Israel beabsichtigt, Unterstützung von den Vereinigten Staaten und anderen Verbündeten zu erbitten, um neue Handelspartner zu finden, nachdem die Türkei ein totales Handelsverbot verhängt hat. Darüber hinaus plant Israel, den US-Kongress zu ersuchen, „entsprechende Sanktionen zu verhängen“.
Die Times of Israel berichtete am 4. Mai, dass Israel den Handel der Türkei mit der Palästinensischen Autonomiebehörde als Vergeltungsmaßnahme für die Entscheidung Ankaras, den Handel mit dem jüdischen Staat vollständig einzustellen, einschränken würde. FM Katz hatte starke Worte für Erdogan: „Der Diktator Erdogan, der Sultan sein will, arbeitet im Dienste der Hamas, bricht Vereinbarungen und versucht, Israel zu schaden, schadet aber tatsächlich den Palästinensern, die er zu helfen vorgibt“.
Netanjahus taktisches Dilemma
Bis ein Waffenstillstand erreicht ist, könnte Netanyahu weitere diplomatische Manöver und wirtschaftliche Gegenmaßnahmen ergreifen, um auf die Aktionen der Türkei zu reagieren. Israel könnte versuchen, Unterstützung von seinen Verbündeten in der Region und darüber hinaus zu gewinnen, indem es seine strategischen Partnerschaften nutzt, um die Türkei diplomatisch zu isolieren und ihre Glaubwürdigkeit auf der internationalen Bühne zu untergraben. Doch dieser Schritt könnte sich als schwierig erweisen, da die Türkei ein wichtiger NATO-Mitglied und Verbündeter des Westens ist.

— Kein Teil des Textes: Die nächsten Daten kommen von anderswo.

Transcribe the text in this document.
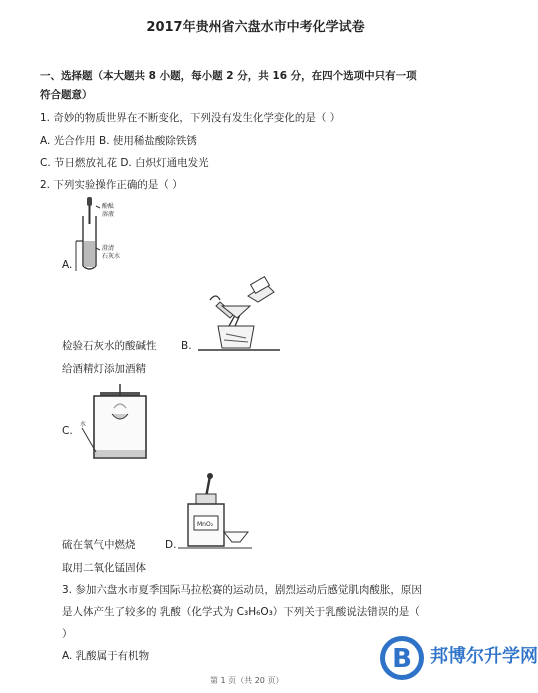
2017年贵州省六盘水市中考化学试卷
一、选择题（本大题共 8 小题，每小题 2 分，共 16 分，在四个选项中只有一项
符合题意）
1. 奇妙的物质世界在不断变化，下列没有发生化学变化的是（ ）
A. 光合作用 B. 使用稀盐酸除铁锈
C. 节日燃放礼花 D. 白炽灯通电发光
2. 下列实验操作正确的是（ ）
酚酞
溶液
澄清
石灰水
A.
检验石灰水的酸碱性 B.
给酒精灯添加酒精
水
C.
MnO₂
硫在氧气中燃烧	D.
取用二氧化锰固体
3. 参加六盘水市夏季国际马拉松赛的运动员，剧烈运动后感觉肌肉酸胀，原因
是人体产生了较多的 乳酸（化学式为 C₃H₆O₃）下列关于乳酸说法错误的是（
）
A. 乳酸属于有机物
第 1 页（共 20 页）
B 邦博尔升学网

Laut dem Israel Builders Association stammen etwa 70 Prozent des Eisens Israels und rund ein Drittel seines Zements, der hauptsächlich im lokalen Bauwesen verwendet wird, aus der Türkei. Darüber hinaus ist Israel ein wichtiger Zielort für türkische Stahlexporte. Obwohl Israel Alternativen suchen könnte, wird es zeitaufwendig sein, geeignete Ersatzstoffe zu finden, die zudem teurer wären. Ökonomen sind sich einig, dass Israel unter diesem totalen Handelsverbot mehr leiden wird als die Türkei.
Nur die Zeit wird zeigen, ob die Scheidung der Türkei von Israel das gewünschte Ergebnis herbeiführen wird: einen Waffenstillstand und humanitäre Hilfe für die leidende Zivilbevölkerung von Gaza. Wenn sich andere Länder der Führung der Türkei anschließen, könnte der Druck auf Netanyahu und sein Kriegskabinett das Zünglein an der Waage sein.